Welcome to the forums and thankyou for having the courage to post too!

I understand your situation as I have experienced exactly the same as you with sporadic memory loss.

Just out of respect for you my anxiety/depression started in 1983 when I was 23. I managed to work in a senior management role but I did notice my memory was flagging

Its only my humble opinion after 30+ years with depression but just for me the adrenaline gland (anxiety) working so hard for so long and then combined with depression had its toll on me....even with the super low dosage of antidepressants I was put on back in '96.

The meds gave me my life...my career and my balance back. Sometimes with a lack of counseling and having way too much on my plate made my condition (and memory) worse but when I started to get weekly therapy my brain fog disappeared.....(The Good News!!)

Your memory is alive and present Magma....it seems to always go back to how much we have on our plate at the time.....Being under a dark cloud continuously will have an effect on our memory for sure

I really hope you can stick around the forums Magma.

You are not alone

My kind thoughts

Paul

BballJ
Community Member

Hi Magma,

Firstly, welcome to the forums. I see blondguy (Paul) has given some amazing advice and I just wanted to extend on it and say as someone who has suffered from anxiety and depression for a long time, I know how you are feeling in that sense, I haven't had the memory loss but to say it wouldn't be associated would be silly and so many things happen with mental illness issues. Are you still going to your regular appointments with the psychologist and psychiatrist? If not, how long ago did you stop? How long has the memory loss been happening for?

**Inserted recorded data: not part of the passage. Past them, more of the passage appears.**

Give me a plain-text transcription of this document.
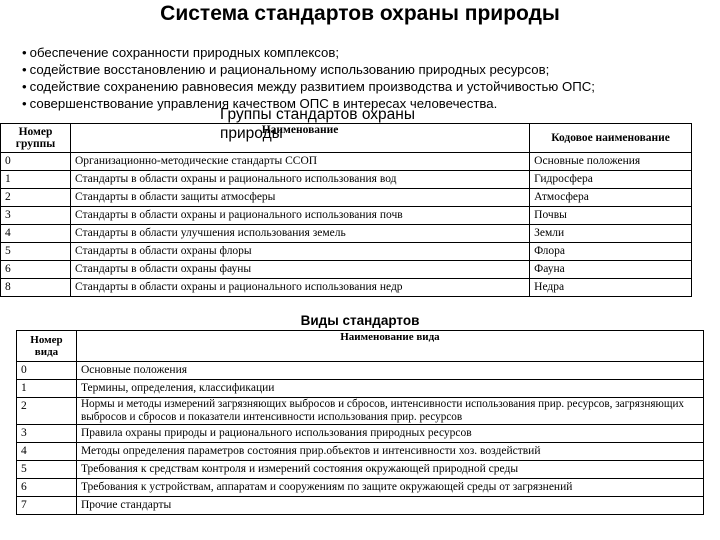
Система стандартов охраны природы
• обеспечение сохранности природных комплексов;
• содействие восстановлению и рациональному использованию природных ресурсов;
• содействие сохранению равновесия между развитием производства и устойчивостью ОПС;
• совершенствование управления качеством ОПС в интересах человечества.
Номер группы	Наименование	Кодовое наименование
0	Организационно-методические стандарты ССОП	Основные положения
1	Стандарты в области охраны и рационального использования вод	Гидросфера
2	Стандарты в области защиты атмосферы	Атмосфера
3	Стандарты в области охраны и рационального использования почв	Почвы
4	Стандарты в области улучшения использования земель	Земли
5	Стандарты в области охраны флоры	Флора
6	Стандарты в области охраны фауны	Фауна
8	Стандарты в области охраны и рационального использования недр	Недра
Группы стандартов охраны природы
Виды стандартов
Номер вида	Наименование вида
0	Основные положения
1	Термины, определения, классификации
2	Нормы и методы измерений загрязняющих выбросов и сбросов, интенсивности использования прир. ресурсов, загрязняющих выбросов и сбросов и показатели интенсивности использования прир. ресурсов
3	Правила охраны природы и рационального использования природных ресурсов
4	Методы определения параметров состояния прир.объектов и интенсивности хоз. воздействий
5	Требования к средствам контроля и измерений состояния окружающей природной среды
6	Требования к устройствам, аппаратам и сооружениям по защите окружающей среды от загрязнений
7	Прочие стандарты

Sorry for the questions, just want to better understand your situation.

Please, post back as much as you like, we are always happy to talk.

My best for you,

Jay


geoff
Champion Alumni
Champion Alumni
Hello Magma, can I also welcome you.

There are many different situations that happen in our life which will change what we remember, maybe something will trigger a thought that you have long forgotten about, however the person, the situation will come back but not the names of anyone.

You can have the name on the top of your tongue, but it eludes you and it frustrates you until you can remember.

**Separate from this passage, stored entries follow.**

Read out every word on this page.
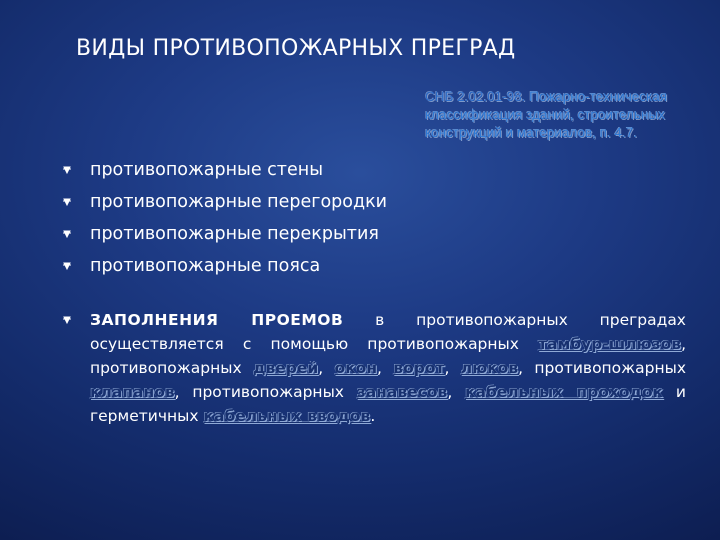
ВИДЫ ПРОТИВОПОЖАРНЫХ ПРЕГРАД
СНБ 2.02.01-98. Пожарно-техническая классификация зданий, строительных конструкций и материалов, п. 4.7.
противопожарные стены
противопожарные перегородки
противопожарные перекрытия
противопожарные пояса
ЗАПОЛНЕНИЯ ПРОЕМОВ в противопожарных преградах осуществляется с помощью противопожарных тамбур-шлюзов, противопожарных дверей, окон, ворот, люков, противопожарных клапанов, противопожарных занавесов, кабельных проходок и герметичных кабельных вводов.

Give yourself some credit here because it's such a complex life we live.

What we can't remember someone else will know and what someone else can't remember we will know and that doesn't mean you should blame yourself.

This is exactly what happens when I talk to a friend on the phone or an elderly chap I see every Sunday or even my twin brother, don't feel lost.
Geoff.

Magma
Community Member

Hi

I haven’t been seeing my psychologist as much this year because she is in the process of finding a new office. As for my psychiatrist, I see him every 2-3 weeks on Skype. No one has been able to do anything about my memory. It got worse about six months before I went off work, about the time that the stress there started getting too much for me. It’s like I’m permanently dumbed down. I have trouble reading because I don’t remember what I’ve read. I forgot names, people, things that happen, words etc. My partner says I’m worse when I’m stressed out or not coping.